Despite immersing himself into the local culture, however, he says he’s still perceived as an outsider. “It sounds weird for a lot of people but we’re white. People will shout ‘white man!’ at you in the street,” he tells me. It’s an experience I can relate to, having travelled to Ghana, where my own father’s family is from. “I always have to keep explaining myself to people out there and it gets frustrating, having to prove I am actually Sierra Leonean. People almost laugh at it; it’s like you’re a novelty.”

But if anything, these jarring experiences – having to constantly balance competing perceptions of his own identity – have made for fertile creative ground. They formed the basis of the 2 Sim record, released in 2018, which was based on field recordings and WhatsApp chats with friends. ‘2 Sim’ is a Sierra Leonean expression which refers to someone having two sim cards on their phone, but which alludes to being stranded between two cultures or identities. Help deals with these contradictions in more oblique ways. Themes of identity and belonging hover in the background. But the recorded conversations that formed his previous recordings have been stripped back, with the piano returning to the foreground. He uses the piano almost like he might a paint brush: using broad strokes of colour, which, on closer inspection reveal a variety of textures.

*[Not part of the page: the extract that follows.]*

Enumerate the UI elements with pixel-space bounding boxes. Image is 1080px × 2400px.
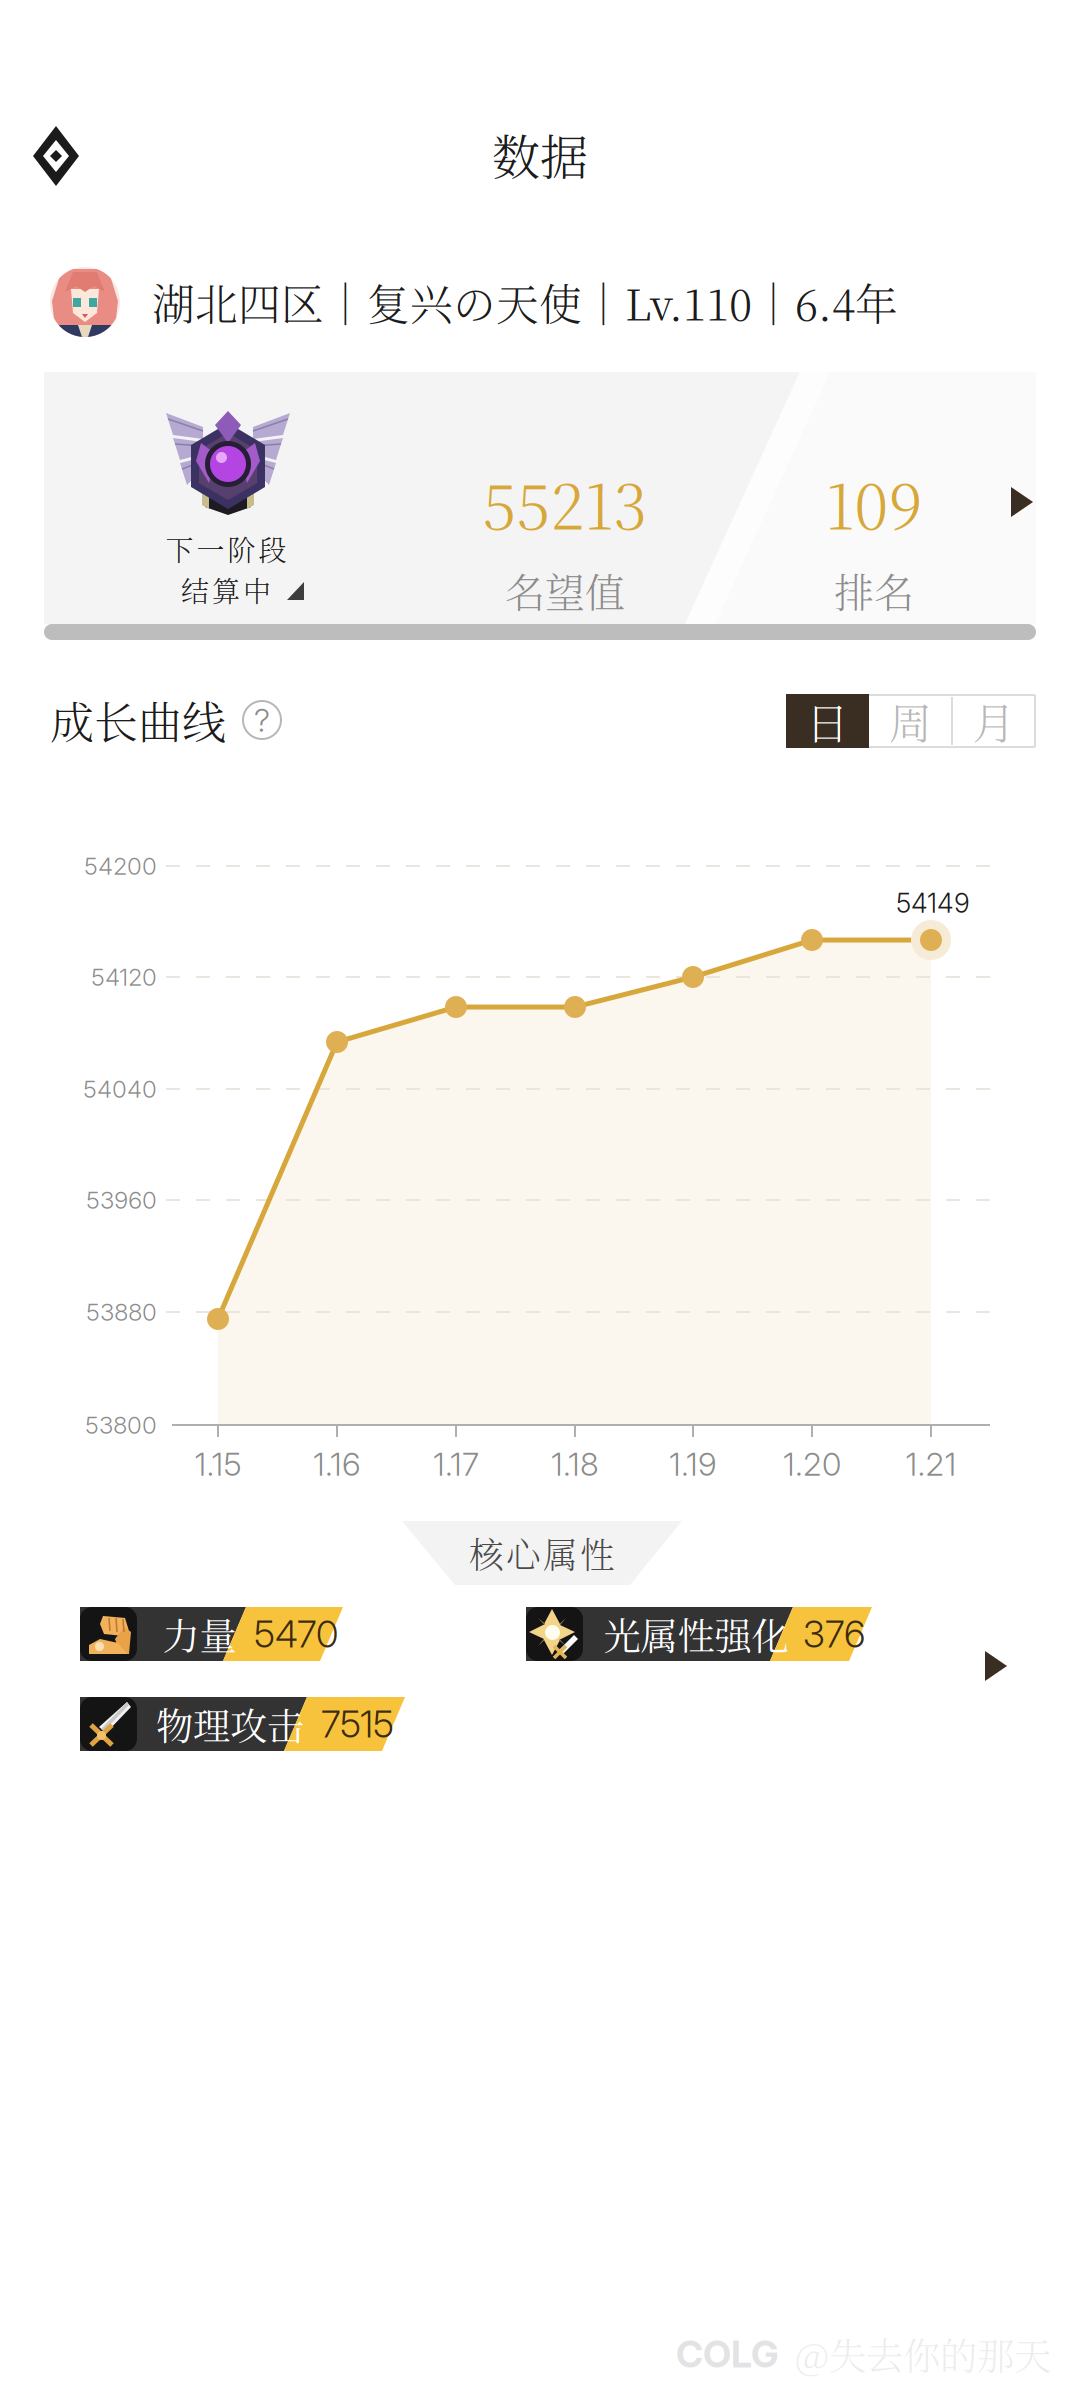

This is also a technique he learnt from Sierra Leonean weaving, at a project called War Wounded, which was founded to teach the craft of weaving to people displaced by the civil war of 1991 to 2002. “That was the excuse I initially used: I’m going to go to Sierra Leone to learn traditional weaving. I started off making figurative paintings, oil paintings and it went into spray painting, monochrome paintings. They’re stretched fabric over a wooden frame. So then I started to think about the fabric itself. More than just buying a fabric I wanted to learn how to make it. I remember seeing the weaving around Freetown, these crazy long thin strips being hand woven, so I thought, ‘Yeah, I’ll go learn that’.”

The techniques he learnt came from ingenious means “A lot of the people I was weaving with would go to the local market. They call it The Junks; it’s a second-hand market and you get big sacks of imported clothes that no one’s even looked at. You just buy it all by the weight. You pull through the knitted jumpers and you unthread a yarn from them and then someone will be sitting down, winding that back onto a bobbin. It’s completely deconstructing and reconstructing the fabric. It’s amazing.”

Deconstructing and reconstructing; unfurling a thread and turning it into something else. This could just as aptly describe Timothy’s approach to music and art, in which thematic threads – explorations of diaspora, family and identity – have morphed into something else, with the simplicity of the piano melodies allowing you to focus on the details. “When there’s less, you pay more attention to the thing itself. It’s like if you’re listening to ambient music, you start paying attention to the sound of the room, the acoustics, all of those details. I feel the same with the weaving. When you’ve got a plain cloth, you instantly see this is handmade, you appreciate those little nuances.”